The words ‘faith’ and ‘knowledge’ are not the same and must not be confused. We can know something in our head and not really believe it down in our heart. I know that Jesus is God, but Satan knows this also! It is how I respond to that knowledge that leads to faith.
Faith comes from experienced knowledge, rather than academia, something learnt from a textbook. Thomas was told the Good News of the Resurrection, but he was not prepared to believe until he experienced it for himself.
Faith, in a way, is in my feet; it enables me to step out with confidence in my decisions and in my deeds. Let face it; it is difficult for the human mind to know anything of God. Our terms of reference are so limited and so conditioned. St. Thomas Aquinas tells us that when we speak about God, there is only one thing we can be sure of; that we could be wrong!
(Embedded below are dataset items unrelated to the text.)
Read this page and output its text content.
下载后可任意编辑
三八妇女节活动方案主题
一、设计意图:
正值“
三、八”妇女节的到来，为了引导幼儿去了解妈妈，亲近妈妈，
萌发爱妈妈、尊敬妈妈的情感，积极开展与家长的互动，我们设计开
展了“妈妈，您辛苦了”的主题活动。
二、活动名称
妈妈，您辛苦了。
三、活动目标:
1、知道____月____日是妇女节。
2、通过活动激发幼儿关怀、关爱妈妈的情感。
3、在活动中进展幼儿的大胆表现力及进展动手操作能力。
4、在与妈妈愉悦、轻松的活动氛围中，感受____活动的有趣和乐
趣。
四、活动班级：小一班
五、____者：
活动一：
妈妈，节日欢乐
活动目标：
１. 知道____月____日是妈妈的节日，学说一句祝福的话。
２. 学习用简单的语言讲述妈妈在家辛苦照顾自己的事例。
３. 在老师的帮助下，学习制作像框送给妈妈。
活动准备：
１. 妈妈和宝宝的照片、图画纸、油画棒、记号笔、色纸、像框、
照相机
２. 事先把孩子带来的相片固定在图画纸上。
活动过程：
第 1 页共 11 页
God is so much more than anything your or I could say or think about Him/ Her! But God does not wish to be clouded in mystery. The coming of Jesus on earth, with his action-packed-life and his public death was a down-to-earth statement from God. And if the Apostle Thomas wanted to touch the wounds of Jesus, then Jesus made that possible, and invite him to do so.
A very real invitation of the gospel is ‘Come and see’ ~ from personal experience I believe that if you genuinely and truly want to know the Risen Christ he will meet that wish, and through the action of his Spirit within your heart you will come to know him in a deep and personal way.
Let me end with a simple story.
Every African village had its own wise old man to whom people came for advice on everything. His wisdom and knowledge is greatly respected by all. A young man from a village was given the opportunity to go to college and obtained an education. He achieved several degrees and in his heart considered himself to be so much more intelligent and informed than the wise man of the village.
One day he decided to demonstrate that he was so much cleverer then the village wise man and contrived to embarrass him by setting up a situation where he would prove the wise man wrong.
He caught a little bird, which he held firmly concealed in his hand and went to ask the old man if the bird were alive or dead. If the old man said the bird was dead, he would release his grip and allow the bird to fly away. If he said the bird was alive he would squeeze it so tight that the bird would immediately die.
He approached the old man, showed him the beak of the tiny bird sticking out from between his fingers, and asked, “Old man, tell me, is this bird dead or alive?” The old man looked at the scholar, and very calmly replied: “The answer to that question, my son, depends totally on you.”
On that first Easter morn the grave was empty; ironically, this year, so were our churches! And so I say, “Look into your heart and answer this question, is Jesus dead or alive to you today?”